At the time I watched them, very few of them were diving, so they weren’t hungry, even though they’d just completed a stage in a flight of more than 2,500 miles from their Arctic breeding grounds. They breed around the circle in North America, Europe, and Russia. In winter they fly south to just about every country that has an ocean coast or a big inner lake.

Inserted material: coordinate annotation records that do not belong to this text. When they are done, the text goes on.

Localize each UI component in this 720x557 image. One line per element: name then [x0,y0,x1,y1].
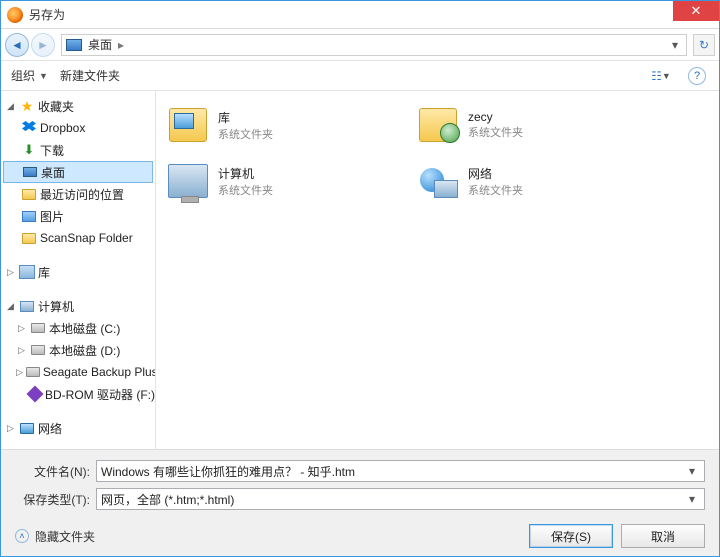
recent-icon [21,186,37,202]
body: ◢ ★ 收藏夹 Dropbox ⬇ 下载 桌面 最近访问的位置 [1,91,719,449]
expand-icon[interactable]: ▷ [16,323,27,334]
bdrom-icon [28,386,42,402]
sidebar-drive-c[interactable]: ▷ 本地磁盘 (C:) [1,317,155,339]
address-bar[interactable]: 桌面 ▸ ▾ [61,34,687,56]
chevron-down-icon[interactable]: ▾ [684,492,700,506]
sidebar-favorites[interactable]: ◢ ★ 收藏夹 [1,95,155,117]
chevron-up-icon: ˄ [15,529,29,543]
hide-folders-toggle[interactable]: ˄ 隐藏文件夹 [15,528,95,545]
breadcrumb-location: 桌面 [88,36,112,53]
breadcrumb-separator-icon: ▸ [118,38,124,52]
computer-icon [19,298,35,314]
libraries-icon [166,103,210,147]
sidebar-drive-d[interactable]: ▷ 本地磁盘 (D:) [1,339,155,361]
cancel-button[interactable]: 取消 [621,524,705,548]
help-button[interactable]: ? [685,65,709,87]
save-button[interactable]: 保存(S) [529,524,613,548]
sidebar-item-desktop[interactable]: 桌面 [3,161,153,183]
sidebar-drive-bdrom[interactable]: ▷ BD-ROM 驱动器 (F:) [1,383,155,405]
expand-icon[interactable]: ▷ [16,367,23,378]
content-pane[interactable]: 库 系统文件夹 zecy 系统文件夹 计算机 系统文件夹 [156,91,719,449]
new-folder-label: 新建文件夹 [60,67,120,84]
item-network[interactable]: 网络 系统文件夹 [416,157,646,205]
dropbox-icon [21,120,37,136]
firefox-icon [7,7,23,23]
libraries-icon [19,264,35,280]
address-dropdown-icon[interactable]: ▾ [668,38,682,52]
desktop-icon [66,39,82,51]
expand-icon[interactable]: ▷ [5,423,16,434]
desktop-icon [22,164,38,180]
organize-menu[interactable]: 组织 ▼ [11,67,48,84]
network-icon [416,159,460,203]
filename-input[interactable]: Windows 有哪些让你抓狂的难用点？ - 知乎.htm ▾ [96,460,705,482]
toolbar: 组织 ▼ 新建文件夹 ☷ ▼ ? [1,61,719,91]
sidebar-item-scansnap[interactable]: ScanSnap Folder [1,227,155,249]
new-folder-button[interactable]: 新建文件夹 [60,67,120,84]
back-button[interactable]: ◄ [5,33,29,57]
sidebar-drive-seagate[interactable]: ▷ Seagate Backup Plus [1,361,155,383]
pictures-icon [21,208,37,224]
download-icon: ⬇ [21,142,37,158]
expand-icon[interactable]: ▷ [16,345,27,356]
nav-bar: ◄ ► 桌面 ▸ ▾ ↻ [1,29,719,61]
computer-icon [166,159,210,203]
organize-label: 组织 [11,67,35,84]
sidebar-item-recent[interactable]: 最近访问的位置 [1,183,155,205]
network-icon [19,420,35,436]
footer: 文件名(N): Windows 有哪些让你抓狂的难用点？ - 知乎.htm ▾ … [1,449,719,556]
sidebar-item-downloads[interactable]: ⬇ 下载 [1,139,155,161]
item-libraries[interactable]: 库 系统文件夹 [166,101,396,149]
item-computer[interactable]: 计算机 系统文件夹 [166,157,396,205]
window-title: 另存为 [29,6,673,23]
filetype-select[interactable]: 网页，全部 (*.htm;*.html) ▾ [96,488,705,510]
save-as-dialog: 另存为 ✕ ◄ ► 桌面 ▸ ▾ ↻ 组织 ▼ 新建文件夹 ☷ ▼ ? ◢ ★ … [0,0,720,557]
refresh-button[interactable]: ↻ [693,34,715,56]
sidebar-libraries[interactable]: ▷ 库 [1,261,155,283]
drive-icon [26,364,40,380]
sidebar: ◢ ★ 收藏夹 Dropbox ⬇ 下载 桌面 最近访问的位置 [1,91,156,449]
drive-icon [30,342,46,358]
item-user[interactable]: zecy 系统文件夹 [416,101,646,149]
user-folder-icon [416,103,460,147]
view-options-button[interactable]: ☷ ▼ [649,65,673,87]
titlebar: 另存为 ✕ [1,1,719,29]
sidebar-network[interactable]: ▷ 网络 [1,417,155,439]
chevron-down-icon[interactable]: ▾ [684,464,700,478]
filetype-label: 保存类型(T): [15,491,90,508]
sidebar-item-pictures[interactable]: 图片 [1,205,155,227]
sidebar-computer[interactable]: ◢ 计算机 [1,295,155,317]
forward-button[interactable]: ► [31,33,55,57]
filename-label: 文件名(N): [15,463,90,480]
expand-icon[interactable]: ◢ [5,101,16,112]
close-button[interactable]: ✕ [673,1,719,21]
drive-icon [30,320,46,336]
expand-icon[interactable]: ◢ [5,301,16,312]
chevron-down-icon: ▼ [39,71,48,81]
star-icon: ★ [19,98,35,114]
expand-icon[interactable]: ▷ [5,267,16,278]
sidebar-item-dropbox[interactable]: Dropbox [1,117,155,139]
folder-icon [21,230,37,246]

They’re strong flyers, capable of reaching 75mph in the air. They’re omnivorous, diving for marine proteins or vegetation, whatever’s available. They are stronger divers than other diving ducks. They can stay underwater for up to a minute and dive down to 20 feet.
Appearing like this in flocks of hundreds is their typical behavior. They are hunted for sport or for meat where that is legal, but the principal threat to their numbers is habitat contamination. Water pollution from industrial and agricultural runoff poisons the food they eat and renders them infertile or sick and weak.
Their worldwide population has been in steady decline since the 1980s, but they still number in excess of a million. They are frequent and regular visitors to the North Basin. In the past they only paused here for a few days and then continued south. On the reverse migration in the spring, we see them in large numbers again from March through May.